Tayyip Erdoğan'ın iktidar sarhoşluğuyla açıklanan halka savaş açma girişimi dünya basınında oldukça geniş yer bulmuş olmasına rağmen cemaatçi iktidarın yedeğine aldığı yandaş medyada yer bulamamıştır. Sırasıyla yargıyı, askeriyeyi, emniyeti, basını yedeğine alan ve kendine göre biçimlendiren yeşil sermayenin temsilcisi Tayyip Erdoğan hükumeti, Roboski katliamı davasında da ergenekoncu zihniyetten farklı davranmamış, davayı askeri mahkemeye sevkedilip, Roboski'de evlatları parçalanan ailelere para cezaları yağdırılırken, 14 yaşındaki çocuğa tecavüz eden subaylar serbest bırakılırken de yargının cemaatçi Tayyip Erdoğan'ın yedeğinde olduğunu birkez daha kanıtlamıştır.

Başta Kürtler ve Aleviler olmak üzere Türk-İslam sentezinin dışında kalan tüm kesimlere saldıran Tayyip Erdoğan halka karşı düzenlediği mitinglerde hergün yeni yalan ve manipülasyonlarla kendi ergenekonunu halka karşı açıktan açığa savaşa çağırmaya devam etmektedir. Üçüncü köprünün adını Alevi katliamlarıyla meşhur katil Yavuz'un ismini özellikle vermeye çalışması, toplumda infiale neden olmak ve Alevileri kışkırtarak Türk-İslam sentezini pekiştirmeye dönük yeni baskı politikalarını devreye sokmanın bir gereği olarak yaptığı düşünülmektedir. Cami konusunda son derece hassas olan Erdoğan, Dersim'de Alevilerin kutsal mekanı ve ziyareti olan tüm alanlara saldırmaktadır. Son olarak Gola Çetu Parkı'nı yıktırma ve yerine baraj yapma projesini devreye sokmuştur.

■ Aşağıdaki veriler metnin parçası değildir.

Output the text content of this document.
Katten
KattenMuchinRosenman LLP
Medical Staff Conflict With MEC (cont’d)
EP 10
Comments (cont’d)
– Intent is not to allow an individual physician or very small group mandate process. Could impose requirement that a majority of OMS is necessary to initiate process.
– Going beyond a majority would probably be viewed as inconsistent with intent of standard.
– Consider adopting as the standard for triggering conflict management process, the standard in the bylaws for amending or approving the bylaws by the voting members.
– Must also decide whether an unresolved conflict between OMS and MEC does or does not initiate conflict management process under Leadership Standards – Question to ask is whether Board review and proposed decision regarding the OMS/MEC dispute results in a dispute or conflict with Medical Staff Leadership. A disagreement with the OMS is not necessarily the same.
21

Erdoğan bir yandan barış süreci aldatmacasıyla Kürt Özgürlük Hareketinin askeri kanadını pasifleştirmeyi hedeflerken, diğer taraftan meydanlarda hala 'terörist başı' söylemlerine devam etmiş, gerillanın geri çekilme aşamasında saldırılarını kesmemiş, müzakereye işaret edecek hiçbir adım ve iyileştirme yapmamıştır. CHP'nin seçim barajını 3%'e çekme önerisini mecliste tartışmaya açmayan Erdoğan, her fırsatta 50%'yi temsil ettiğini savunmuştur. ABD kaynaklı belgelere göre hileli seçimlerle ve oy kullanan halkın sadece 33%'ünün oyunu alan Erdoğan çevrecileri, anti militaristleri, anti-kapitalist müslümanları, laikleri, ateistleri, gayri müslümleri, Alevileri, Kürtleri, sistemden rahatsız olan tüm sosyalistleri, solcuları, kadınları, özgürlükçü ve zekasıyla iktidarını sallayan tüm gençleri düşman ilan etmiş ve savaş açmıştır.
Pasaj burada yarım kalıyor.